As you've seen, there are various ways to implement the Sieve of Erasthotenes in Python that are more efficient than your code. I don't want to confuse you with fancy code, but I can show how to speed up your code a fair bit.
Firstly, searching a list isn't fast, and removing elements from a list is even slower. However, Python provides a set type which is quite efficient at performing both of those operations (although it does chew up a bit more RAM than a simple list). Happily, it's easy to modify your code to use a set instead of a list.
Another optimization is that we don't have to check for prime factors all the way up to primes_below_number, which I've renamed to hi in the code below. It's sufficient to just go to the square root of hi, since if a number is composite it must have a factor less than or equal to its square root.
We don't need to keep a running total of the sum of the primes. It's better to do that at the end using Python's built-in sum() function, which operates at C speed, so it's much faster than doing the additions one by one at Python speed.
# number to find summation of all primes below number
hi = 2000000
# create a set excluding even numbers
numbers = set(xrange(3, hi + 1, 2))
for number in xrange(3, int(hi ** 0.5) + 1):
if number not in numbers:
#number must have been removed because it has a prime factor
continue
num = number
while num < hi:
num += number
if num in numbers:
# Remove multiples of prime found
numbers.remove(num)
print 2 + sum(numbers)
You should find that this code runs in a a few seconds; it takes around 5 seconds on my 2GHz single-core machine.
You'll notice that I've moved the comments so that they're above the line they're commenting on. That's the preferred style in Python since we prefer short lines, and also inline comments tend to make the code look cluttered.
There's another small optimization that can be made to the inner while loop, but I let you figure that out for yourself. :)

First, removing numbers from the list will be very slow. Instead of this, make a list
primes = primes_below_number * True
primes[0] = False
primes[1] = False
Now in your loop, when you find a prime p, change primes[k*p] to False for all suitable k. (You wouldn't actually do multiply, you'd continually add p, of course.)
At the end,
primes = [n for n i range(primes_below_number) if primes[n]]
This should be a great deal faster.
Second, you can stop looking once your find a prime greater than the square root of primes_below_number, since a composite number must have a prime factor that doesn't exceed its square root.

Try using numpy, should make it faster. Replace range by xrange, it may help you.

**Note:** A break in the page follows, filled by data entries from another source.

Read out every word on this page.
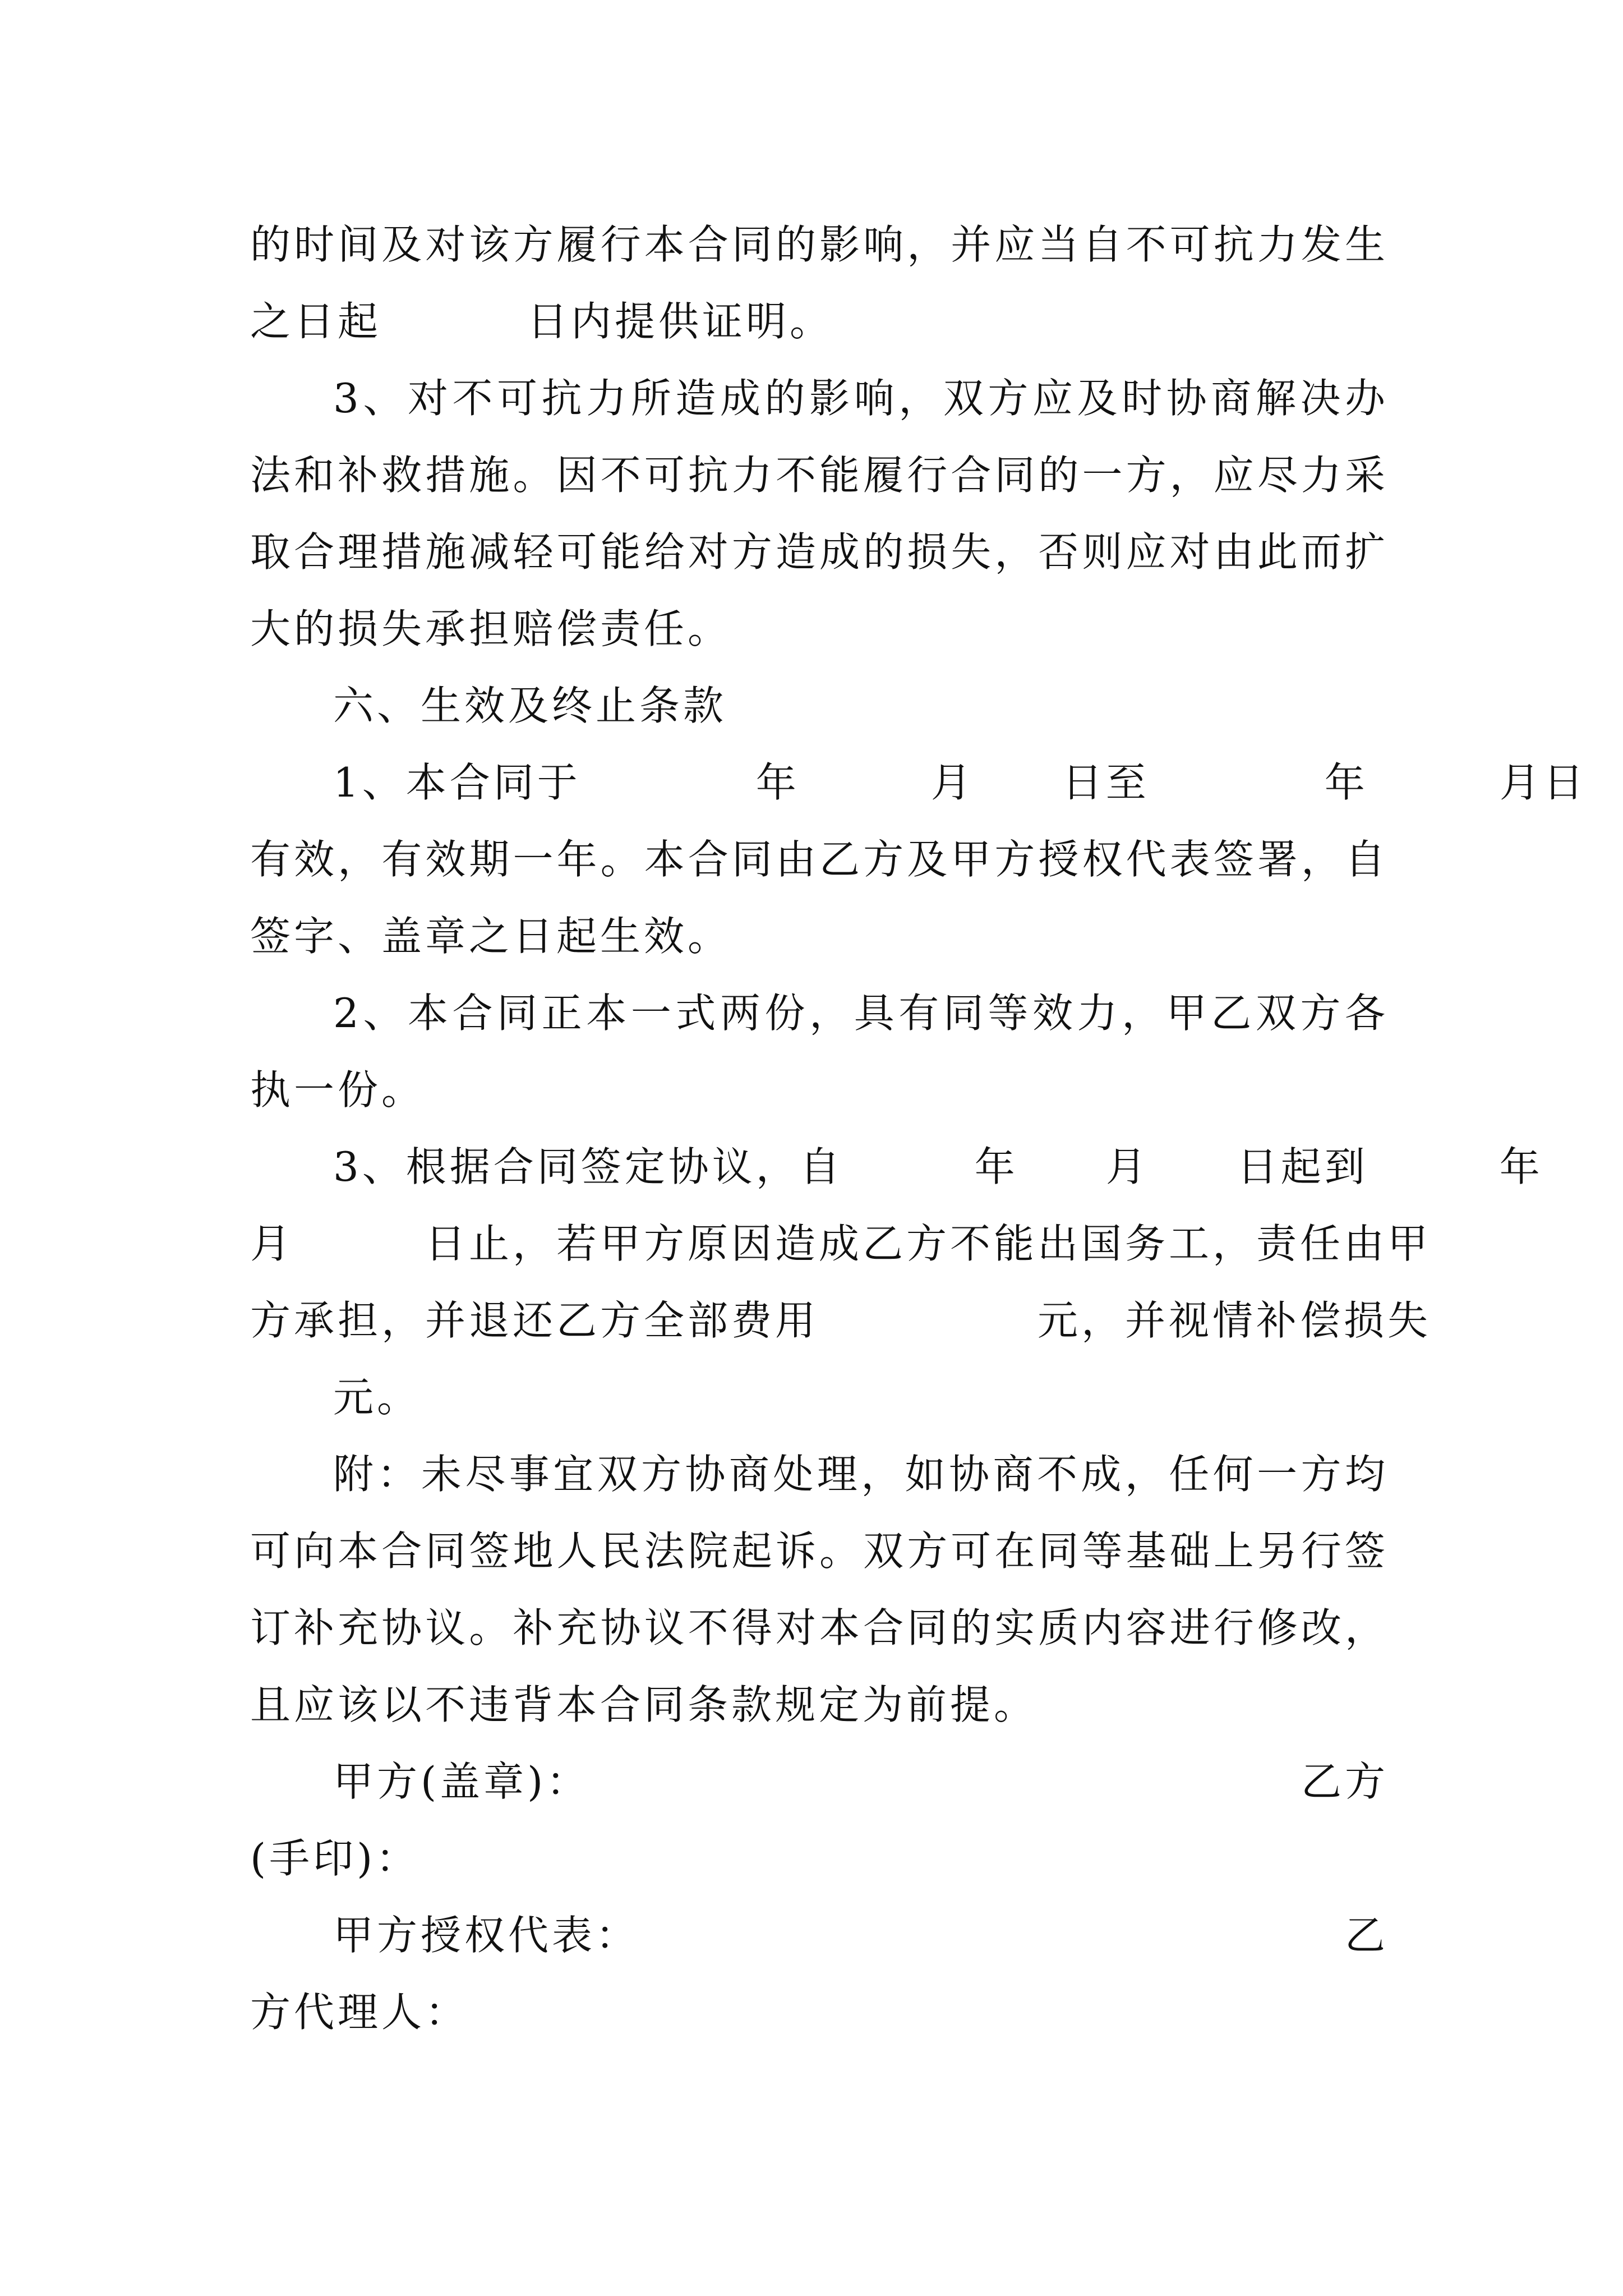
的时间及对该方履行本合同的影响，并应当自不可抗力发生
之日起	日内提供证明。
3、对不可抗力所造成的影响，双方应及时协商解决办
法和补救措施。因不可抗力不能履行合同的一方，应尽力采
取合理措施减轻可能给对方造成的损失，否则应对由此而扩
大的损失承担赔偿责任。
六、生效及终止条款
1、本合同于　　　　年　　　月　　日至　　　　年　　　月日
有效，有效期一年。本合同由乙方及甲方授权代表签署，自
签字、盖章之日起生效。
2、本合同正本一式两份，具有同等效力，甲乙双方各
执一份。
3、根据合同签定协议，自　　　年　　月　　日起到　　　年
月　　　日止，若甲方原因造成乙方不能出国务工，责任由甲
方承担，并退还乙方全部费用　　　　　元，并视情补偿损失
元。
附：未尽事宜双方协商处理，如协商不成，任何一方均
可向本合同签地人民法院起诉。双方可在同等基础上另行签
订补充协议。补充协议不得对本合同的实质内容进行修改，
且应该以不违背本合同条款规定为前提。
甲方(盖章)：	乙方
(手印)：
甲方授权代表：	乙
方代理人：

Here's an optimization for your code:
import itertools
primes_below_number = 2000000
numbers = list(range(3, primes_below_number, 2))
pos = 0
while pos < len(numbers) - 1:
number = numbers[pos]
numbers = list(
itertools.chain(
itertools.islice(numbers, 0, pos + 1),
itertools.ifilter(
lambda n: n % number != 0,
itertools.islice(numbers, pos + 1, len(numbers))
)
)
)
pos += 1
sum_of_primes = sum(numbers) + 2
print sum_of_primes
The optimization here is because:
Removed the sum to outside the loop.
Instead of removing elements from a list we can just create another one, memory is not an issue here (I hope).
When creating the new list we create it by chaining two parts, the first part is everything before the current number (we already checked those), and the second part is everything after the current number but only if they are not divisible by the current number.
Using itertools can make things faster since we'd be using iterators instead of looping through the whole list more than once.
Another solution would be to not remove parts of the list but disable them like #saulspatz said.
And here's the fastest way I was able to find: http://www.wolframalpha.com/input/?i=sum+of+all+primes+below+2+million 😁
Update
Here is the boolean method:
import itertools
primes_below_number = 2000000
numbers = [v % 2 != 0 for v in xrange(primes_below_number)]
numbers[0] = False
numbers[1] = False
numbers[2] = True
number = 3
while number < primes_below_number:
n = number * 3 # We already excluded even numbers
while n < primes_below_number:
numbers[n] = False
n += number
number += 1
while number < primes_below_number and not numbers[number]:
number += 1
sum_of_numbers = sum(itertools.imap(lambda index_n: index_n[1] and index_n[0] or 0, enumerate(numbers)))
print(sum_of_numbers)
This executes in seconds (took 3 seconds on my 2.4GHz machine).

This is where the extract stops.